The organization’s first large-scale automation was the maintenance of Cashflow files for all of their 200-plus NHS clients. This daily task, involving gathering data from multiple sources, manipulating spreadsheets and updating databases, needed twenty people and around two hours per person to ensure service levels were maintained. 

This was a highly labor-intensive task and an ideal candidate for automation. A robot is now able to achieve this in less than five hours. Crucially, the robot can operate out of normal office hours—able to dynamically scale with demand—and perform to a consistently high standard, so that Cashflows are completed even before employees start work.

The team found that the most important step was adapting the process to the strengths of automation. Stephen explains: “We quickly realised that anything that helps improve the front end of a process is hugely beneficial. Robots don’t make mistakes when inputting the correct data into the correct processes.”

And while their NHS clients have benefitted from increased consistency, NHS SBS has also seen improvements in follow-on processes: “The biggest benefit is downstream because you dramatically reduce the number of issues that can stem from poor information flowing into your systems.”

NHS SBS can now deliver a new robot—or series of robots depending on the complexity of the process – within eight weeks, down from 16 weeks at the start of its journey. It has reached the stage of RPA maturity that represents ‘business as usual’ regarding daily operations.

RPA is just what we do now. We’ve moved it on from its project phase and we’re now looking to manage our RPA capabilities as part of our enterprise-wide IT architecture.

Stephen Sutcliffe • Director of Finance and Accounting, NHS SBS

Achieving RPA at scale

Today, NHS SBS has business analysts working in the UK supported by a development team in India. From initially having robots on individual computers, they’re now all managed centrally using the cloud based UiPath Orchestrator.

The organization took an unusual approach to creating RPA at scale. It didn’t have a pilot phase but went straight to delivering full production automations.

Stephen explains the reason: “It’s easy for people to play at RPA. You can build something on your local machine and that’s fine. You’ll see some benefit.”
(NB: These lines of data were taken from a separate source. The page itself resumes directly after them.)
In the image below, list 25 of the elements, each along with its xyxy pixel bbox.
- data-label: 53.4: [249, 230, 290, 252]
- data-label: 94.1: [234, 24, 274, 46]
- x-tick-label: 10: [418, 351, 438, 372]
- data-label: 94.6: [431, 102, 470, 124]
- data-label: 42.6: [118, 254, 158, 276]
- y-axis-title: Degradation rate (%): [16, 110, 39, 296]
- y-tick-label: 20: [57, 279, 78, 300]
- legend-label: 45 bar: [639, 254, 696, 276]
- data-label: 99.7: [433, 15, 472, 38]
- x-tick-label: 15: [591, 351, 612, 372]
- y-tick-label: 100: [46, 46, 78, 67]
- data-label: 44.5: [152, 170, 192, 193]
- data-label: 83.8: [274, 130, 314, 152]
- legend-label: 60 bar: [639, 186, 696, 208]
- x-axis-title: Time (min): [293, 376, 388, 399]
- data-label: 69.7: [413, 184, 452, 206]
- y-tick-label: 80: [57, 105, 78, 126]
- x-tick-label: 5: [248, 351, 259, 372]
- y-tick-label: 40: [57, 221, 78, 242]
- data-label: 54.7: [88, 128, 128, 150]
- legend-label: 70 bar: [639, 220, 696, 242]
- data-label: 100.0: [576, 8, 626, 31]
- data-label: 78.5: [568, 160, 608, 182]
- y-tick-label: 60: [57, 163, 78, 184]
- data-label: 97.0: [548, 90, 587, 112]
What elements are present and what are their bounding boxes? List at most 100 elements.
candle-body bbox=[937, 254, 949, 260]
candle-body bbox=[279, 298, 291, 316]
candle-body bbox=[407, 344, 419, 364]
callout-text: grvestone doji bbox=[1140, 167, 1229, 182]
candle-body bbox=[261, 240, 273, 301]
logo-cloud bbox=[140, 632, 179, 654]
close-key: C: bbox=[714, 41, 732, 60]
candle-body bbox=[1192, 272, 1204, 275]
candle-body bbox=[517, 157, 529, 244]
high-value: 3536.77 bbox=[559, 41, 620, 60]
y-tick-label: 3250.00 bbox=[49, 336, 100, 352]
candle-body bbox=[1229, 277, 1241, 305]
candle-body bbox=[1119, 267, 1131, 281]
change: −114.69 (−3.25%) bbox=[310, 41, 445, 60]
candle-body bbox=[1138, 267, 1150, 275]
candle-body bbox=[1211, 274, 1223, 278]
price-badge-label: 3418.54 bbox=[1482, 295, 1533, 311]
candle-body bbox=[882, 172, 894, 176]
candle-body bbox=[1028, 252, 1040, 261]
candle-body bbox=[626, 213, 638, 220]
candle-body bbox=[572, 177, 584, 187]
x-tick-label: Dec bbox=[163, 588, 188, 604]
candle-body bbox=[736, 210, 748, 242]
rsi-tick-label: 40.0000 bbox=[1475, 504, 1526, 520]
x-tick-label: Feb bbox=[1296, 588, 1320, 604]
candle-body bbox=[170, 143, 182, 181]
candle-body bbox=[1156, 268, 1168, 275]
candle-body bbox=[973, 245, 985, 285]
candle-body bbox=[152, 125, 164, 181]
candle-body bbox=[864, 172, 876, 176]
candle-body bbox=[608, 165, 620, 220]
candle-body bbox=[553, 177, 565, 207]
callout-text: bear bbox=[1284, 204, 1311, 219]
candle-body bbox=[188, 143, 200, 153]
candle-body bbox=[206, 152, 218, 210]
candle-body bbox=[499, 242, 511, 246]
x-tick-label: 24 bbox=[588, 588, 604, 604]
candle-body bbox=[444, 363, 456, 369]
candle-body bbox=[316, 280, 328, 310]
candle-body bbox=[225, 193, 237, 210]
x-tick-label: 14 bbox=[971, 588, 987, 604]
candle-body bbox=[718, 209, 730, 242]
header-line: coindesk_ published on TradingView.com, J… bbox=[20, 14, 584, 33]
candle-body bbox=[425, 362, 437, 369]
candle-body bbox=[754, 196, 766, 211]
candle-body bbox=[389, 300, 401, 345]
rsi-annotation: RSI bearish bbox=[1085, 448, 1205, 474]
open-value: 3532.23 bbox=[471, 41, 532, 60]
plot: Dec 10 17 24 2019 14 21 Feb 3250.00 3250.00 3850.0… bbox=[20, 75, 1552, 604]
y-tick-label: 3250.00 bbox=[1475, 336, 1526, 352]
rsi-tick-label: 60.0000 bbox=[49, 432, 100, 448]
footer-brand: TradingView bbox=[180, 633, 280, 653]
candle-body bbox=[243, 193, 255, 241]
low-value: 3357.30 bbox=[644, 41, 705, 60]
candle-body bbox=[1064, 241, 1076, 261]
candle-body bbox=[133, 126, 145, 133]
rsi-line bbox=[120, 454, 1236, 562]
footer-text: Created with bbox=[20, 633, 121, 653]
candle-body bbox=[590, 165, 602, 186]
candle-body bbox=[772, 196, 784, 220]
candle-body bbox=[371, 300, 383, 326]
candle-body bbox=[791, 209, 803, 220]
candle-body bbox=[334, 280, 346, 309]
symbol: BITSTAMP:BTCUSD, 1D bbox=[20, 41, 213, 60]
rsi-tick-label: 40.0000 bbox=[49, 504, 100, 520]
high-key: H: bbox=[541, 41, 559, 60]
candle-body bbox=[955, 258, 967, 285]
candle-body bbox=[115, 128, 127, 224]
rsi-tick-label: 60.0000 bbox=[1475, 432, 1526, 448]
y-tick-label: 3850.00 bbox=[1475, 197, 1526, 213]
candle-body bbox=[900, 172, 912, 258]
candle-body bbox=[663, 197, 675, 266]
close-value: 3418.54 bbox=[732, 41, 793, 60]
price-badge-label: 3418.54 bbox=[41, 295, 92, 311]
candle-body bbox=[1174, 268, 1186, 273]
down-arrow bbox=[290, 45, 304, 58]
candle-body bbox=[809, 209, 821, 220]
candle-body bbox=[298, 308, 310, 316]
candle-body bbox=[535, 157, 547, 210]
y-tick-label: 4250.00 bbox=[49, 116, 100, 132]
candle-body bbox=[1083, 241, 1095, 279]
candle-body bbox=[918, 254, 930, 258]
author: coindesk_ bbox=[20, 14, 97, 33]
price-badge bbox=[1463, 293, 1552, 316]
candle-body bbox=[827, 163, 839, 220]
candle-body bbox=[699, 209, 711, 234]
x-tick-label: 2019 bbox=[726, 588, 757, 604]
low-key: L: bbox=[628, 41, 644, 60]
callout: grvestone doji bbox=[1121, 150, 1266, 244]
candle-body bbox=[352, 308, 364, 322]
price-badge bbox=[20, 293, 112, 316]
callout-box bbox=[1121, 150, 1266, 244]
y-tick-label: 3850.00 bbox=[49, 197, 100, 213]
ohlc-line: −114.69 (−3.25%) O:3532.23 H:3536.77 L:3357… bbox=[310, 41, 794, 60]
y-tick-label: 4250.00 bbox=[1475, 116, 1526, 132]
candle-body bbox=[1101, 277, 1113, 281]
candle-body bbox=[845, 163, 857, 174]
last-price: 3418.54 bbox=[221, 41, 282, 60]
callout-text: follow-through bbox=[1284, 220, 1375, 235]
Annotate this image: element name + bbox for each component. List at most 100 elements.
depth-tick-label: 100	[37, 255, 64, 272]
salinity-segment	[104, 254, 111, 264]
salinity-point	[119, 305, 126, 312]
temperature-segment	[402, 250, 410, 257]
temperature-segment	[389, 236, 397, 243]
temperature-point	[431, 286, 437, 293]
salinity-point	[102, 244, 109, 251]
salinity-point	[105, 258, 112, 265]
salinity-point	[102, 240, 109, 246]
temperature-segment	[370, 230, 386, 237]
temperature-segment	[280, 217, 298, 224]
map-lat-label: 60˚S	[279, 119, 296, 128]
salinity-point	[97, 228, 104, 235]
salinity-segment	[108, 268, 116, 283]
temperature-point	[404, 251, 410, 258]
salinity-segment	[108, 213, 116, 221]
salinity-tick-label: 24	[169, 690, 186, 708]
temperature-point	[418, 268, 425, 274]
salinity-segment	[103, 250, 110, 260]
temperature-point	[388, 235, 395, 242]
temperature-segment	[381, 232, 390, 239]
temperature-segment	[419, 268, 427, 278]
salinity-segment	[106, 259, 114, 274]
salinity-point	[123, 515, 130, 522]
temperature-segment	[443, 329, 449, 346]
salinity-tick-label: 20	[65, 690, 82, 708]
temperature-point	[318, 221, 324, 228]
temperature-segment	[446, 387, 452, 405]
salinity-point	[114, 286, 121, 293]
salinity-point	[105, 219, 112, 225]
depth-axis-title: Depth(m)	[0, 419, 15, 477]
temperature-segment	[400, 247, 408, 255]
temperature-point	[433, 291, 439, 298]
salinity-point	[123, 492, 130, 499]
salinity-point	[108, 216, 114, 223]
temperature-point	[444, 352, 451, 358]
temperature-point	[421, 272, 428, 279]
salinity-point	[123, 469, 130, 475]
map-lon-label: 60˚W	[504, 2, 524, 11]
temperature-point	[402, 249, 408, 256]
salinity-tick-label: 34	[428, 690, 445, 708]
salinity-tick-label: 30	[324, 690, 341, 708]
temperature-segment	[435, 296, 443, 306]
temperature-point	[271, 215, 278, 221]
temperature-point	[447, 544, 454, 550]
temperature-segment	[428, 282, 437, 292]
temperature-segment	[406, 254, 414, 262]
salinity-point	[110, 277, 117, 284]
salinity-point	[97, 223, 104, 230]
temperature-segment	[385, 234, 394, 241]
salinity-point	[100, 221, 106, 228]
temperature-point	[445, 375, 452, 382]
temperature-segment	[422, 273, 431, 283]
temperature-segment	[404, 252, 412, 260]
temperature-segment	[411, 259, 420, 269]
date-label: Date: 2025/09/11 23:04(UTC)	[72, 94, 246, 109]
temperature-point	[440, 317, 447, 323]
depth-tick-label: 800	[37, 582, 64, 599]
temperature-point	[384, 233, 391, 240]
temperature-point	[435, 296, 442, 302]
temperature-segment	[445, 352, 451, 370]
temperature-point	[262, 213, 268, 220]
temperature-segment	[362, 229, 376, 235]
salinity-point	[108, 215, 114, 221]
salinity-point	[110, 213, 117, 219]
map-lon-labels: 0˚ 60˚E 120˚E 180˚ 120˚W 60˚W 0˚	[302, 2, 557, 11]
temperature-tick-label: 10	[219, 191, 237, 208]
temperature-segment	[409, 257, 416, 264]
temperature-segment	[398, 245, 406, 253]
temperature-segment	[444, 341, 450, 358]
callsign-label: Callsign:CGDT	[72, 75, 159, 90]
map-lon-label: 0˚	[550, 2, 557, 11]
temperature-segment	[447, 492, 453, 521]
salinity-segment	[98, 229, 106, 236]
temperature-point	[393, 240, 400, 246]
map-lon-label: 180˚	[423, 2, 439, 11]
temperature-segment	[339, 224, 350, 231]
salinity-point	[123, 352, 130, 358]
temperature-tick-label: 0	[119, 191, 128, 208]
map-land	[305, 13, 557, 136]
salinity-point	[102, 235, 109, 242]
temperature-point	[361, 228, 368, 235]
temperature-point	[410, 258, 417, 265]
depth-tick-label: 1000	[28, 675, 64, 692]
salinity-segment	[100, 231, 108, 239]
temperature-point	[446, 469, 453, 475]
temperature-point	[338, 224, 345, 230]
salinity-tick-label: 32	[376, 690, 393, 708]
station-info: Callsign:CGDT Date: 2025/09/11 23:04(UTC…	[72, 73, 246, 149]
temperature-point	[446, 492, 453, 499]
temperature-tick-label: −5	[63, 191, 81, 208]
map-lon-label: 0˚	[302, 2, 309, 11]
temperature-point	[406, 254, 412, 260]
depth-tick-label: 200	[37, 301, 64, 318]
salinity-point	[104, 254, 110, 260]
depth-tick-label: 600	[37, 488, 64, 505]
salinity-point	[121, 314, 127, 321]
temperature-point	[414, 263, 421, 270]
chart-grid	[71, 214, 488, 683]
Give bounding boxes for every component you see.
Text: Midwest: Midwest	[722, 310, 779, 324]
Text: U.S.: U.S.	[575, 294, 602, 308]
“However, if you want to achieve the large-scale impact we’re having then you have to step back and create a clear plan, establish a center of excellence and plot your journey. Identify the painful processes that everyone hates, and you’ll gain employee and customer buy-in. Then ensure that your automation is sustainable and flexible with the correct controls in place.”

One of the key lessons on scaling RPA at NHS SBS was that no automation should be looked at in isolation. To reach across the Finance & Accounting Service, Stephen and his team had to understand how the robots would interact and affect other processes and systems.

Stephen says: “Our first robot was Freddie, the tax robot. Once we had delivered a few large-scales automations, we went back and re-wrote Freddie because we now understood that each robot has to be properly configured to fit seamlessly within your overall IT infrastructure.”

RPA as a service enabler

Thanks to its commitment to investing in and implementing sector-leading RPA, NHS SBS is delivering better and more efficient services to customers. More importantly, for Stephen, the organization is beginning to offer a wider portfolio of services, including expert consultancy and value-add products and services.

RPA is creating virtually touchless processes that frees our staff to begin to have conversations about transforming the way clinicians work and improving patient pathways.

Stephen Sutcliffe • Director of Finance and Accounting, NHS SBS

“That’s really the vision for the finance and accounting function within the NHS and, as an organization, we’re uniquely positioned to deliver on it. The business model ten years ago was primarily around switching to NHS SBS to save money. Our offering today, through technology like RPA, is partner with NHS SBS and we’ll save your organization time and money, but we’ll also deliver world-class technology and digital innovation. That’s not just in the finance space. We’re now expanding our services into patient pathways and other non-clinical activities within our client organizations,” he concludes.